After almost a decade of being talked up as a discovery that would change the world, the rush for "miracle material" graphene is about to begin. What happens next is down to science - or rather the industrialisation of scientific theory - but eventually we could see ultralight aircraft, flexible smartphones, paint that soaks up solar energy and even microsieves that can rid seawater of its salinity.
Single layers of graphene were first extracted from graphite in 2004 at the University of Manchester by Konstantin Novoselov and Andre Geim - both of whom won the Nobel Prize in Physics for their work in 2010. Graphene's properties mean it could become as important a material as plastics, silicon and steel.
"Graphene has been called a miracle material, and it has attracted a lot of research and private sector interest," says Philip Shapira, professor of innovation management and policy at University of Manchester Business School. "Numerous companies, large and small, around the world are working with graphene, and thousands of patent applications have been filed."
It's likely that graphene - said to be hundreds of times stronger than steel and able to conduct electricity at super high-speed - will be used in many gadgets, vehicles and constructions. "There seems to be at least six major clusters of potential applications of graphene," says Shapira. "Screens and displays; memory chips and electronic processors; biomedical devices and sensors; batteries; coatings, inks and fillers; and materials."
However, it's in display screens that graphene - which has yet to be produced in commercial quantities - could have the biggest initial impact. Put graphene in plastic and it provides strength; stronger plastics could be used to make ever lighter aircraft, wind turbines and satellites.

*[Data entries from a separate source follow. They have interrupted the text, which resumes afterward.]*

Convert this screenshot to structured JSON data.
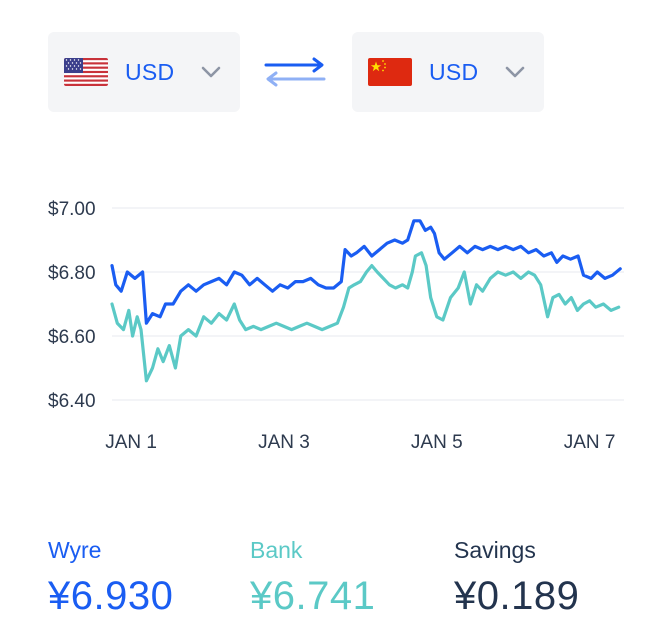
{
  "from": {
    "currency": "USD",
    "flag_icon": "us-flag-icon"
  },
  "to": {
    "currency": "USD",
    "flag_icon": "cn-flag-icon"
  },
  "colors": {
    "accent": "#1a5df2",
    "bank": "#5bc9c6",
    "savings": "#23344e",
    "grid": "#eceef2"
  },
  "chart_data": {
    "type": "line",
    "title": "",
    "xlabel": "",
    "ylabel": "",
    "ylim": [
      6.4,
      7.0
    ],
    "y_ticks": [
      "$7.00",
      "$6.80",
      "$6.60",
      "$6.40"
    ],
    "y_tick_values": [
      7.0,
      6.8,
      6.6,
      6.4
    ],
    "x_ticks": [
      "JAN 1",
      "JAN 3",
      "JAN 5",
      "JAN 7"
    ],
    "x_tick_values": [
      1,
      3,
      5,
      7
    ],
    "xlim": [
      0.75,
      7.45
    ],
    "grid": true,
    "legend": "none",
    "series": [
      {
        "color": "#1a5df2",
        "points": [
          [
            0.75,
            6.82
          ],
          [
            0.8,
            6.76
          ],
          [
            0.87,
            6.74
          ],
          [
            0.95,
            6.8
          ],
          [
            1.05,
            6.78
          ],
          [
            1.15,
            6.8
          ],
          [
            1.2,
            6.64
          ],
          [
            1.28,
            6.67
          ],
          [
            1.38,
            6.66
          ],
          [
            1.45,
            6.7
          ],
          [
            1.55,
            6.7
          ],
          [
            1.65,
            6.74
          ],
          [
            1.75,
            6.76
          ],
          [
            1.85,
            6.74
          ],
          [
            1.95,
            6.76
          ],
          [
            2.05,
            6.77
          ],
          [
            2.15,
            6.78
          ],
          [
            2.25,
            6.76
          ],
          [
            2.35,
            6.8
          ],
          [
            2.45,
            6.79
          ],
          [
            2.55,
            6.76
          ],
          [
            2.65,
            6.78
          ],
          [
            2.75,
            6.76
          ],
          [
            2.85,
            6.74
          ],
          [
            2.95,
            6.76
          ],
          [
            3.05,
            6.75
          ],
          [
            3.15,
            6.77
          ],
          [
            3.25,
            6.77
          ],
          [
            3.35,
            6.78
          ],
          [
            3.45,
            6.76
          ],
          [
            3.55,
            6.75
          ],
          [
            3.65,
            6.75
          ],
          [
            3.75,
            6.77
          ],
          [
            3.8,
            6.87
          ],
          [
            3.88,
            6.85
          ],
          [
            3.95,
            6.86
          ],
          [
            4.05,
            6.88
          ],
          [
            4.15,
            6.85
          ],
          [
            4.25,
            6.87
          ],
          [
            4.35,
            6.89
          ],
          [
            4.45,
            6.9
          ],
          [
            4.55,
            6.89
          ],
          [
            4.62,
            6.9
          ],
          [
            4.7,
            6.96
          ],
          [
            4.78,
            6.96
          ],
          [
            4.85,
            6.93
          ],
          [
            4.92,
            6.94
          ],
          [
            4.97,
            6.92
          ],
          [
            5.03,
            6.86
          ],
          [
            5.1,
            6.84
          ],
          [
            5.2,
            6.86
          ],
          [
            5.3,
            6.88
          ],
          [
            5.4,
            6.86
          ],
          [
            5.5,
            6.88
          ],
          [
            5.6,
            6.87
          ],
          [
            5.7,
            6.88
          ],
          [
            5.8,
            6.87
          ],
          [
            5.9,
            6.88
          ],
          [
            6.0,
            6.87
          ],
          [
            6.1,
            6.88
          ],
          [
            6.2,
            6.86
          ],
          [
            6.3,
            6.87
          ],
          [
            6.4,
            6.85
          ],
          [
            6.5,
            6.86
          ],
          [
            6.57,
            6.83
          ],
          [
            6.65,
            6.85
          ],
          [
            6.75,
            6.84
          ],
          [
            6.85,
            6.85
          ],
          [
            6.92,
            6.79
          ],
          [
            7.02,
            6.78
          ],
          [
            7.1,
            6.8
          ],
          [
            7.2,
            6.78
          ],
          [
            7.3,
            6.79
          ],
          [
            7.4,
            6.81
          ]
        ]
      },
      {
        "color": "#5bc9c6",
        "points": [
          [
            0.75,
            6.7
          ],
          [
            0.82,
            6.64
          ],
          [
            0.9,
            6.62
          ],
          [
            0.97,
            6.68
          ],
          [
            1.02,
            6.6
          ],
          [
            1.08,
            6.66
          ],
          [
            1.13,
            6.62
          ],
          [
            1.2,
            6.46
          ],
          [
            1.28,
            6.5
          ],
          [
            1.35,
            6.56
          ],
          [
            1.42,
            6.52
          ],
          [
            1.5,
            6.57
          ],
          [
            1.58,
            6.5
          ],
          [
            1.65,
            6.6
          ],
          [
            1.75,
            6.62
          ],
          [
            1.85,
            6.6
          ],
          [
            1.95,
            6.66
          ],
          [
            2.05,
            6.64
          ],
          [
            2.15,
            6.67
          ],
          [
            2.25,
            6.65
          ],
          [
            2.35,
            6.7
          ],
          [
            2.42,
            6.65
          ],
          [
            2.5,
            6.62
          ],
          [
            2.6,
            6.63
          ],
          [
            2.7,
            6.62
          ],
          [
            2.8,
            6.63
          ],
          [
            2.9,
            6.64
          ],
          [
            3.0,
            6.63
          ],
          [
            3.1,
            6.62
          ],
          [
            3.2,
            6.63
          ],
          [
            3.3,
            6.64
          ],
          [
            3.4,
            6.63
          ],
          [
            3.5,
            6.62
          ],
          [
            3.6,
            6.63
          ],
          [
            3.7,
            6.64
          ],
          [
            3.78,
            6.69
          ],
          [
            3.85,
            6.75
          ],
          [
            3.92,
            6.76
          ],
          [
            4.0,
            6.77
          ],
          [
            4.08,
            6.8
          ],
          [
            4.15,
            6.82
          ],
          [
            4.22,
            6.8
          ],
          [
            4.3,
            6.78
          ],
          [
            4.38,
            6.76
          ],
          [
            4.46,
            6.75
          ],
          [
            4.55,
            6.76
          ],
          [
            4.62,
            6.75
          ],
          [
            4.68,
            6.8
          ],
          [
            4.72,
            6.85
          ],
          [
            4.8,
            6.86
          ],
          [
            4.86,
            6.82
          ],
          [
            4.92,
            6.72
          ],
          [
            5.0,
            6.66
          ],
          [
            5.08,
            6.65
          ],
          [
            5.18,
            6.72
          ],
          [
            5.28,
            6.75
          ],
          [
            5.36,
            6.8
          ],
          [
            5.44,
            6.7
          ],
          [
            5.52,
            6.76
          ],
          [
            5.6,
            6.74
          ],
          [
            5.7,
            6.78
          ],
          [
            5.8,
            6.8
          ],
          [
            5.9,
            6.79
          ],
          [
            6.0,
            6.8
          ],
          [
            6.1,
            6.78
          ],
          [
            6.2,
            6.8
          ],
          [
            6.28,
            6.79
          ],
          [
            6.36,
            6.76
          ],
          [
            6.45,
            6.66
          ],
          [
            6.52,
            6.72
          ],
          [
            6.6,
            6.73
          ],
          [
            6.68,
            6.7
          ],
          [
            6.76,
            6.72
          ],
          [
            6.84,
            6.68
          ],
          [
            6.92,
            6.7
          ],
          [
            7.0,
            6.71
          ],
          [
            7.08,
            6.69
          ],
          [
            7.18,
            6.7
          ],
          [
            7.28,
            6.68
          ],
          [
            7.38,
            6.69
          ]
        ]
      }
    ]
  },
  "stats": {
    "wyre": {
      "label": "Wyre",
      "value": "¥6.930"
    },
    "bank": {
      "label": "Bank",
      "value": "¥6.741"
    },
    "savings": {
      "label": "Savings",
      "value": "¥0.189"
    }
  }
}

A graphene layer either in or on plastic would also conduct electricity.
"We're targeting graphene as a transparent conductor," says Mike Banach, director of research at Plastic Logic, which is working with the Cambridge University Research Centre on Graphene to create flexible LCD and Oled screens for mobile devices. "It has fantastic potential for flexible electronics. To make a display you need several layers that have different functions - a graphene layer would allow things to be much more flexible."
Lightweight, bendable plastic screens that could stand being dropped could have myriad applications, but there's a way to go yet. "What's going to hold it back isn't the material's fantastic properties, but the ability to transition into a practical way of making devices from it," says Banach. "The work done at the graphene centre with practical processing should become generic throughout the industry no matter what it's used for."
Graphene could revolutionise computing and even usurp silicon. Scientists at the University of Manchester recently reported making graphene magnetic, thereby allowing the switchable on/off states that are so integral to electronics, making its future use in hard disks, memory chips and sensors probable.
"This work opens the doors for new magnetic devices that are atomically thin and can be easily controlled externally with the application of ordinary electric fields," says Professor Antonio Castro Neto, director of the Graphene Research Centre at the National University of Singapore, a co-author of a report on the material.
"The long-rumoured emergence of graphene chips may transform the tablet market once again, radically enhancing design, speed, resolution and memory," says Norm Johnston, chief digital officer at global Mindshare Worldwide.
Graphene could threaten silicon as the basis of future computing, but if Silicon Valley's days are numbered, the creation of a Graphene Valley is a way off. Shapira warns that, "major applications of graphene will take years to develop and commercialise".